By the way, there's info on our wiki about how to set up git-svn such that you can fetch with a fast
git fetchfrom the mirror while still using the slow SVN server when it's time to commit.
This has been working fine for quite a while but I noticed that occasionally (rarely) it was getting the proper commit data but the author wrong.
$ echo $(git rev-list --author=chrome-bot origin | wc -l) $(git rev-list origin | wc -l)
Half a percent of commits.
I asked around and the best guess is this surprising gotcha: SVN commits aren't atomic. :(
The author metadata is a separate property of a commit and so it's possible for my mirror to grab a commit before the author data has synced over.
What's the fix? svnsync puts a lock in the repo before syncing. Right now I check the lock. To be correct I'd need to grab the svnsync lock myself while I'm doing my copy.
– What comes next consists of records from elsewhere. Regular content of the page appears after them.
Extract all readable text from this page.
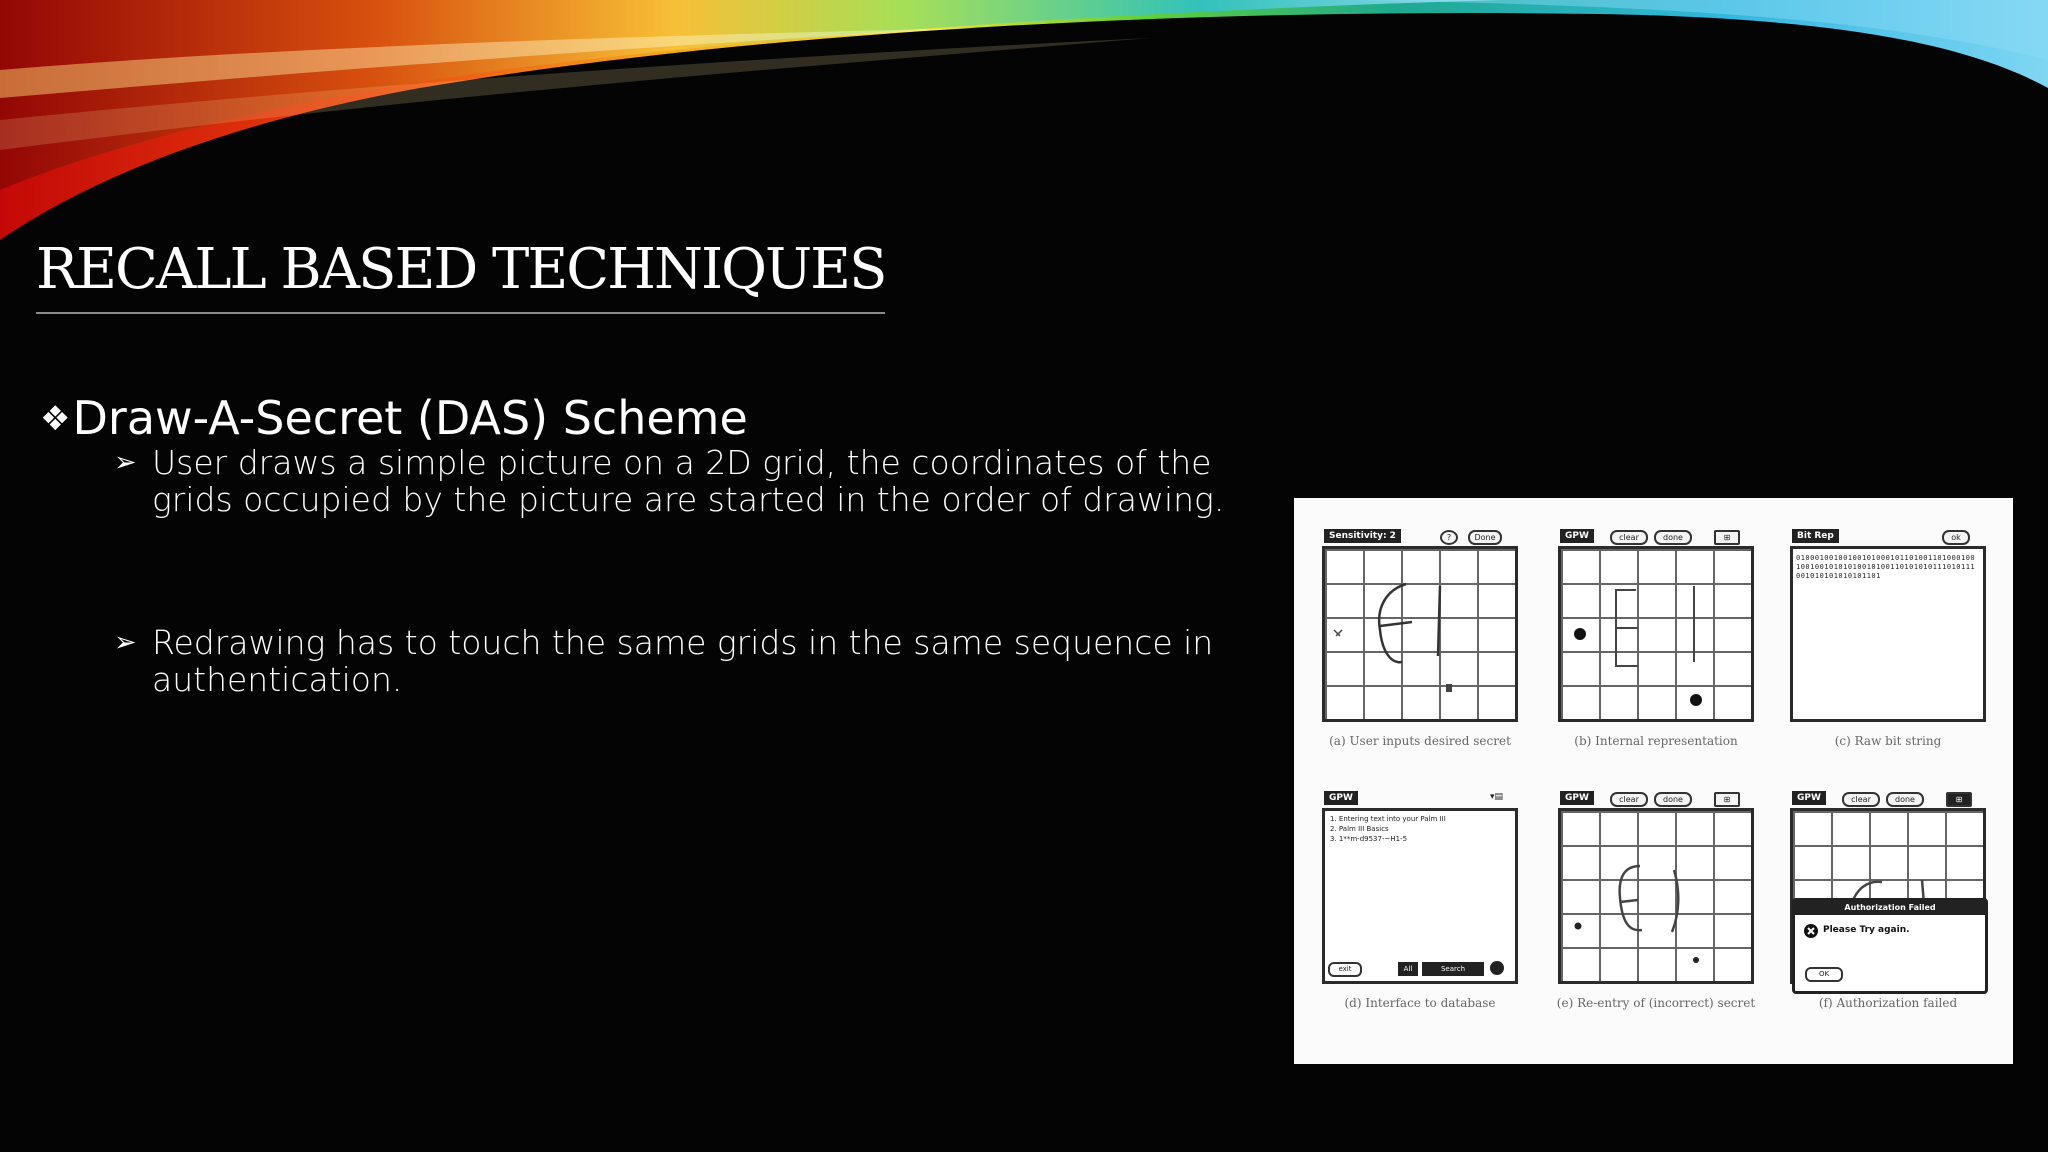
RECALL BASED TECHNIQUES
❖Draw-A-Secret (DAS) Scheme
➢ User draws a simple picture on a 2D grid, the coordinates of the grids occupied by the picture are started in the order of drawing.
➢ Redrawing has to touch the same grids in the same sequence in authentication.
Sensitivity: 2	?	Done	GPW	clear	done	⊞	Bit Rep	ok
0100010010010010100010110100110100010010010010101010010100110101010111010111001010101010101101
(a) User inputs desired secret	(b) Internal representation	(c) Raw bit string
GPW	▾▤
1. Entering text into your Palm III
2. Palm III Basics
3. 1**m-d9537-~H1-5
exit	All	Search
GPW	clear	done	⊞	GPW	clear	done	⊞
Authorization Failed
Please Try again.
OK
(d) Interface to database	(e) Re-entry of (incorrect) secret	(f) Authorization failed
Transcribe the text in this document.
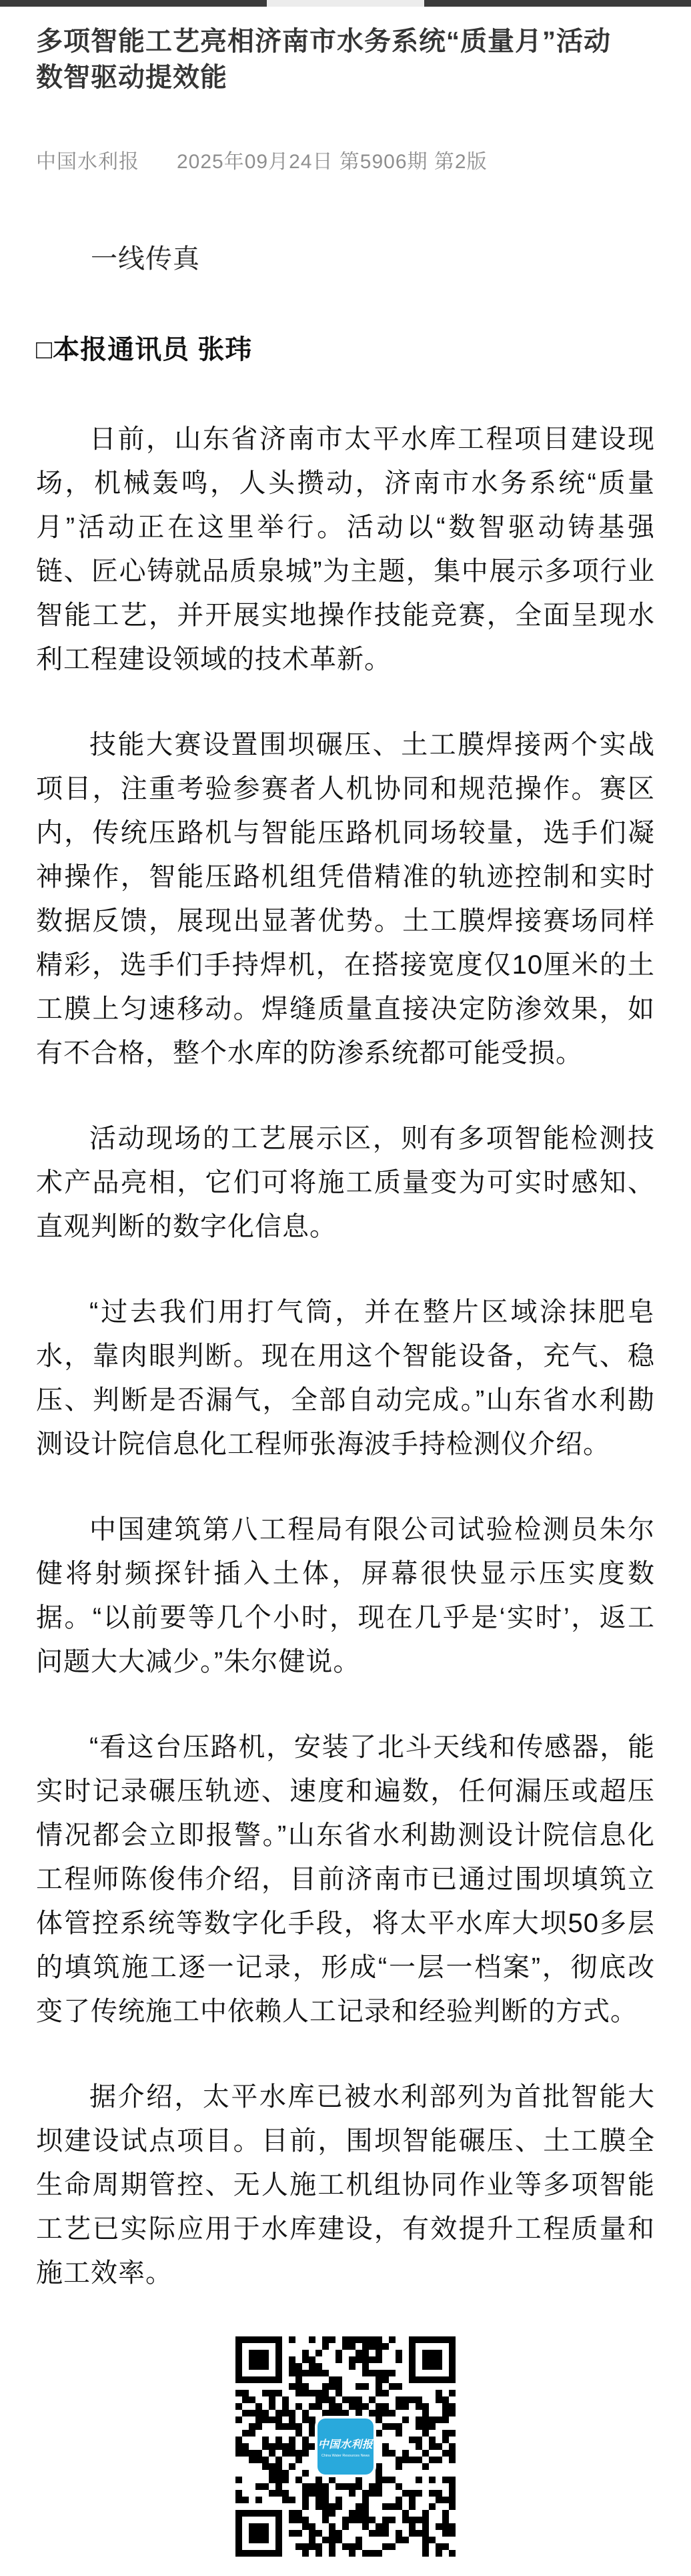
多项智能工艺亮相济南市水务系统“质量月”活动
数智驱动提效能
中国水利报 2025年09月24日 第5906期 第2版
一线传真
□本报通讯员 张玮

日前，山东省济南市太平水库工程项目建设现场，机械轰鸣，人头攒动，济南市水务系统“质量月”活动正在这里举行。活动以“数智驱动铸基强链、匠心铸就品质泉城”为主题，集中展示多项行业智能工艺，并开展实地操作技能竞赛，全面呈现水利工程建设领域的技术革新。

技能大赛设置围坝碾压、土工膜焊接两个实战项目，注重考验参赛者人机协同和规范操作。赛区内，传统压路机与智能压路机同场较量，选手们凝神操作，智能压路机组凭借精准的轨迹控制和实时数据反馈，展现出显著优势。土工膜焊接赛场同样精彩，选手们手持焊机，在搭接宽度仅10厘米的土工膜上匀速移动。焊缝质量直接决定防渗效果，如有不合格，整个水库的防渗系统都可能受损。

活动现场的工艺展示区，则有多项智能检测技术产品亮相，它们可将施工质量变为可实时感知、直观判断的数字化信息。

“过去我们用打气筒，并在整片区域涂抹肥皂水，靠肉眼判断。现在用这个智能设备，充气、稳压、判断是否漏气，全部自动完成。”山东省水利勘测设计院信息化工程师张海波手持检测仪介绍。

中国建筑第八工程局有限公司试验检测员朱尔健将射频探针插入土体，屏幕很快显示压实度数据。“以前要等几个小时，现在几乎是‘实时’，返工问题大大减少。”朱尔健说。

“看这台压路机，安装了北斗天线和传感器，能实时记录碾压轨迹、速度和遍数，任何漏压或超压情况都会立即报警。”山东省水利勘测设计院信息化工程师陈俊伟介绍，目前济南市已通过围坝填筑立体管控系统等数字化手段，将太平水库大坝50多层的填筑施工逐一记录，形成“一层一档案”，彻底改变了传统施工中依赖人工记录和经验判断的方式。

据介绍，太平水库已被水利部列为首批智能大坝建设试点项目。目前，围坝智能碾压、土工膜全生命周期管控、无人施工机组协同作业等多项智能工艺已实际应用于水库建设，有效提升工程质量和施工效率。

中国水利报
China Water Resources News
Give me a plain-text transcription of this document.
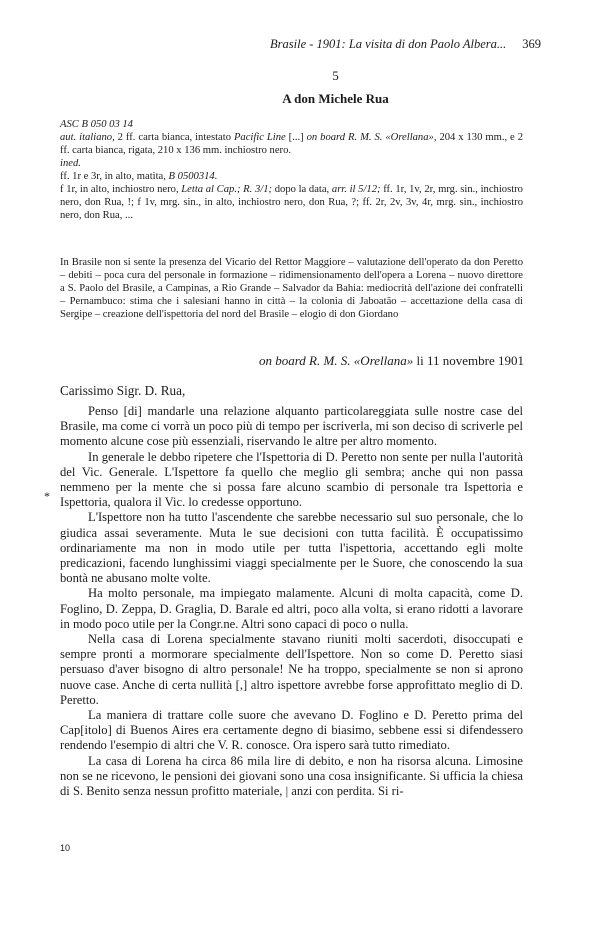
Brasile - 1901: La visita di don Paolo Albera... 369
5
A don Michele Rua

ASC B 050 03 14

aut. italiano, 2 ff. carta bianca, intestato Pacific Line [...] on board R. M. S. «Orellana», 204 x 130 mm., e 2 ff. carta bianca, rigata, 210 x 136 mm. inchiostro nero.

ined.

ff. 1r e 3r, in alto, matita, B 0500314.

f 1r, in alto, inchiostro nero, Letta al Cap.; R. 3/1; dopo la data, arr. il 5/12; ff. 1r, 1v, 2r, mrg. sin., inchiostro nero, don Rua, !; f 1v, mrg. sin., in alto, inchiostro nero, don Rua, ?; ff. 2r, 2v, 3v, 4r, mrg. sin., inchiostro nero, don Rua, ...

In Brasile non si sente la presenza del Vicario del Rettor Maggiore – valutazione dell'operato da don Peretto – debiti – poca cura del personale in formazione – ridimensionamento dell'opera a Lorena – nuovo direttore a S. Paolo del Brasile, a Campinas, a Rio Grande – Salvador da Bahia: mediocrità dell'azione dei confratelli – Pernambuco: stima che i salesiani hanno in città – la colonia di Jaboatão – accettazione della casa di Sergipe – creazione dell'ispettoria del nord del Brasile – elogio di don Giordano

on board R. M. S. «Orellana» li 11 novembre 1901

Carissimo Sigr. D. Rua,

*

Penso [di] mandarle una relazione alquanto particolareggiata sulle nostre case del Brasile, ma come ci vorrà un poco più di tempo per iscriverla, mi son deciso di scriverle pel momento alcune cose più essenziali, riservando le altre per altro momento.

In generale le debbo ripetere che l'Ispettoria di D. Peretto non sente per nulla l'autorità del Vic. Generale. L'Ispettore fa quello che meglio gli sembra; anche qui non passa nemmeno per la mente che si possa fare alcuno scambio di personale tra Ispettoria e Ispettoria, qualora il Vic. lo credesse opportuno.

L'Ispettore non ha tutto l'ascendente che sarebbe necessario sul suo personale, che lo giudica assai severamente. Muta le sue decisioni con tutta facilità. È occupatissimo ordinariamente ma non in modo utile per tutta l'ispettoria, accettando egli molte predicazioni, facendo lunghissimi viaggi specialmente per le Suore, che conoscendo la sua bontà ne abusano molte volte.

Ha molto personale, ma impiegato malamente. Alcuni di molta capacità, come D. Foglino, D. Zeppa, D. Graglia, D. Barale ed altri, poco alla volta, si erano ridotti a lavorare in modo poco utile per la Congr.ne. Altri sono capaci di poco o nulla.

Nella casa di Lorena specialmente stavano riuniti molti sacerdoti, disoccupati e sempre pronti a mormorare specialmente dell'Ispettore. Non so come D. Peretto siasi persuaso d'aver bisogno di altro personale! Ne ha troppo, specialmente se non si aprono nuove case. Anche di certa nullità [,] altro ispettore avrebbe forse approfittato meglio di D. Peretto.

La maniera di trattare colle suore che avevano D. Foglino e D. Peretto prima del Cap[itolo] di Buenos Aires era certamente degno di biasimo, sebbene essi si difendessero rendendo l'esempio di altri che V. R. conosce. Ora ispero sarà tutto rimediato.

La casa di Lorena ha circa 86 mila lire di debito, e non ha risorsa alcuna. Limosine non se ne ricevono, le pensioni dei giovani sono una cosa insignificante. Si ufficia la chiesa di S. Benito senza nessun profitto materiale, | anzi con perdita. Si ri-

10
Another option is to rewind and try again whenever I see a bad commit get mirrored, but git-svn doesn't really like having history rewound without clobbering its metadata and I can't let it just rebuild its metadata from the commit history for complicated reasons outside the scope of this post.
In summary, now I have this git repo that has the wrong authors in some commits. Fixing it would require rebuilding history from the earliest instance of the problem, invalidating everyone else's copies. I haven't done it since I'm not convinced it's too important. Now that I look at the logs, it seems to have gotten much worse recently...